I'm sorry that the puppy isn't thriving. It has to be heartbreaking and a feelings of helplessness. I'll keep your puppy in my prayers.


----------



## Babe (Oct 31, 2011)

Sadly Lucky has passed away on Day 13 through the effects of Meconium. Thanks to those who contributed.


----------



## Mindi's mom (Aug 24, 2010)

Babe said:


> Sadly Lucky has passed away on Day 13 through the effects of Meconium. Thanks to those who contributed.


I am so sorry for your loss.


----------



## Furbabies mom (Jul 25, 2011)

Babe said:


> Sadly Lucky has passed away on Day 13 through the effects of Meconium. Thanks to those who contributed.
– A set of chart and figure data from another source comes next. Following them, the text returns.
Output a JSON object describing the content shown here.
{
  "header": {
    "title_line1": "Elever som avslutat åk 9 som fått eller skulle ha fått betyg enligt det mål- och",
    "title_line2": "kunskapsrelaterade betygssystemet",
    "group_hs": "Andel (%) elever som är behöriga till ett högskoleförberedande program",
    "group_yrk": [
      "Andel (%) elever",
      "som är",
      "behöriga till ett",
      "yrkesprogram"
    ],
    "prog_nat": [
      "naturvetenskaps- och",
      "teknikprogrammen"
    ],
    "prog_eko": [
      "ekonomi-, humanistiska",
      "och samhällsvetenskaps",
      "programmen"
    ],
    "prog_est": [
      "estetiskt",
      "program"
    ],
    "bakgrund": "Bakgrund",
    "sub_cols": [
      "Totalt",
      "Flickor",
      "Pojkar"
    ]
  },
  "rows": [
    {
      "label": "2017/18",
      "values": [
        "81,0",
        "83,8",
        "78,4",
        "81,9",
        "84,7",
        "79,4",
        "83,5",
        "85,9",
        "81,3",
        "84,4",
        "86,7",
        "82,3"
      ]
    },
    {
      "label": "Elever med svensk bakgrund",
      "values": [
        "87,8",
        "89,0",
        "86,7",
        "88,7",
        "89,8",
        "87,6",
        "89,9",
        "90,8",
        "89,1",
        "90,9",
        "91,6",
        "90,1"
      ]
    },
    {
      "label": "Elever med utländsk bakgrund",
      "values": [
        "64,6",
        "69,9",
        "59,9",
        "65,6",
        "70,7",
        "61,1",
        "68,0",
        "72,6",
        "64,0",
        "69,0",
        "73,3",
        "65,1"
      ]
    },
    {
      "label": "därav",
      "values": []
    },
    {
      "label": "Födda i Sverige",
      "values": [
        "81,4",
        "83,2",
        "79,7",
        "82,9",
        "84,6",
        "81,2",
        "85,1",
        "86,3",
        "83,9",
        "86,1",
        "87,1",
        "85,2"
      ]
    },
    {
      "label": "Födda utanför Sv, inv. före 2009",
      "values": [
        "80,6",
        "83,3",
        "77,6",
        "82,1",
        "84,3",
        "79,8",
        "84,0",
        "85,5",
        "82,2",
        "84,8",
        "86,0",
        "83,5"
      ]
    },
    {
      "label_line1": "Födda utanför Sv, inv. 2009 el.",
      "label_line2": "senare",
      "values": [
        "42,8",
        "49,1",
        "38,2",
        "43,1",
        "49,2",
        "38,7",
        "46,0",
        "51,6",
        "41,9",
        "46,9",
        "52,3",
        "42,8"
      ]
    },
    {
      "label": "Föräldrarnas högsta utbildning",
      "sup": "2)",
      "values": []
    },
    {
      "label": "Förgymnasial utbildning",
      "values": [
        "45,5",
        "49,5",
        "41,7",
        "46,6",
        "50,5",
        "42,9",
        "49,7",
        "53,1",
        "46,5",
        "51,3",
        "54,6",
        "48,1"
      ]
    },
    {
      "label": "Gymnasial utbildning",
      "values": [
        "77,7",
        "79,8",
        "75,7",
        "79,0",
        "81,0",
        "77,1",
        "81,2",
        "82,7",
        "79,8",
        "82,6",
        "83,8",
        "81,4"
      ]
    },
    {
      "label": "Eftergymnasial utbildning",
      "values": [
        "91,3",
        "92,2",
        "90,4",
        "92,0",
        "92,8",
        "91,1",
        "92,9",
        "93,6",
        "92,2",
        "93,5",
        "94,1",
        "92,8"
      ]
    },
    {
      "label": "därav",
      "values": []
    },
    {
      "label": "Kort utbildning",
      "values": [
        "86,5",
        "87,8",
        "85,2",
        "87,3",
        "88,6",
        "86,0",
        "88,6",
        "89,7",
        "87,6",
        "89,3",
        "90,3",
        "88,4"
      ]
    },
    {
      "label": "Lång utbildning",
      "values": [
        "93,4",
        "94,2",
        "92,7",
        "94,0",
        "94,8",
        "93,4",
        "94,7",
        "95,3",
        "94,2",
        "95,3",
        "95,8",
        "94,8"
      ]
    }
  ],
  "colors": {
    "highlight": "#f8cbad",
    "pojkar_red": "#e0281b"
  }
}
Oh I'm so sorry that your baby didn't make it. Heartbreaking.


----------



## pippersmom (May 21, 2012)

Babe said:


> Sadly Lucky has passed away on Day 13 through the effects of Meconium. Thanks to those who contributed.


I'm so sorry


----------



## Snuggle's Mom (Jan 3, 2008)

I am so very sorry for your loss.


----------



## lydiatug (Feb 21, 2012)

I'm so very sorry, its always heartbreaking


----------



## Babe (Oct 31, 2011)

Thanks for your kind messages. It's amazing how attached you can get to a little creature of only 3 ounces after just 13 days.... she tried so hard to survive.... xx


----------